As for your guesses as to why the Court is not taking lots of cases, I suppose I would want to know the basis for your conclusion. It is inconsistent with my experience, but then perhaps you have more experience than I with such matters.
I don't know what experience could possibly qualify one Court observer over another in determining what has prompted the current Court to grant fewer certiorari petitions. If you will tell me what particular experience it is that leads you to say my "guesses," as you call them, are inconsistent with your experience, perhaps I will yield to you on this. I know you clerked at the Court. Did the Justices tell you the reason for their certiorari votes? In the meantime, I stand by what I wrote in this regard, which, by the way, certainly did not originate with me.
Do you really believe this Supreme Court has no liberal justices, only centrist justices? PUH-LEEZ!!!
I do remember when the Court did have liberal justices.
I think Congress has very few liberal members these days.
Please, pretty please, with icing on top, let me have my own frame of reference as to what a liberal is. It's practically all I have left in terms of liberalism--the concept.
When I get past your considerable bluster, it seems that your objection is solely to my tone. That is, you are not saying that my description of the Warren Court's practices is inaccurate. Rather, in your view the language I use to make an accurate description implies a sense of disapproval that renders that paragraph not sufficiently "neutral" for your personal taste. If that's your sole objection, I note your objection and have no response.
As for the role of law clerks generally in the certiorari process, a helpful starting point might be here.
The grant of cert for cases that may not have dealt with an particular issue in depth at the lower court level is not a practice that the Roberts Court abstains from either.

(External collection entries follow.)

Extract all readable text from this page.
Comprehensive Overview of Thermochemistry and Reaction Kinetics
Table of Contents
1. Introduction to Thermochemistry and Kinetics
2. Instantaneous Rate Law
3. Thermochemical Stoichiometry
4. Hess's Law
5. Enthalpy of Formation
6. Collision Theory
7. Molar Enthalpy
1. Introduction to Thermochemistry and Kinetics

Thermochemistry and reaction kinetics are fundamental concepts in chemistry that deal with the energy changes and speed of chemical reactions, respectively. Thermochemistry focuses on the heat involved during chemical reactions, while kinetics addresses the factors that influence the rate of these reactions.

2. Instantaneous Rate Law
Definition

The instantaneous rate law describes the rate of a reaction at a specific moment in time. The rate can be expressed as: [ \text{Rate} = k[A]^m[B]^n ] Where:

Just this past term, the Court decided Cunningham, which was in the lower courts a fairly run-of-the-mill sentencing case , while the actual issue the Court was reviewing was from People versus Black of the California Supreme Court (in conflict with other circuit and state supreme courts). So one looking merely at the grant of cert in the Cunningham case could state that they "looked for cases that would help them move the law where they wanted." But whether this is actually the case is another matter.
It's also possible that the Court with Berger and Mapp was doing the same thing.
What in particular was the issue in Cunningham as presented in the petition and brief?
In any event, I don't think what you suggest is what the Court was doing in Berger and Map. The Court's precedents were pretty clear and there certainly was no "split" on any of these topics. Instead, a majority of the Court was prepared to change the law, thanks primarily to new members that had joined the Court.
http://www.fdap.org/downloads/blakely/CunninghamCertPet.pdf
Unfortunately, I don't have the time to chase down what the petition said, what the briefs said, what the Black court said, and how it is that the Court ended up reaching a different issue, if, as you say, it did. Since you raise the example, can you fill us in on what you believe happened?
I'll leave it to readers to determine who is guilty of considerable bluster.
You still haven't told us what particular experience you have that enables you to say that my "guesses" on why there are fewer certiorari grants are inconsistent with your experience. Absent detail, that is bluster.
Yes, let's leave it to the readers.
Incidentally, if you're in DC on the morning of Saturday, Sept 29th, I'm going to be speaking on a panel with Carter Phillips, Chris Vasil, and some others on the cert process and strategies for writing successful cert petitions. We could continue this debate then; perhaps we could meet for coffee afterwards to discuss this more? Just let me know and I'll send you the details; you know my e-mail address.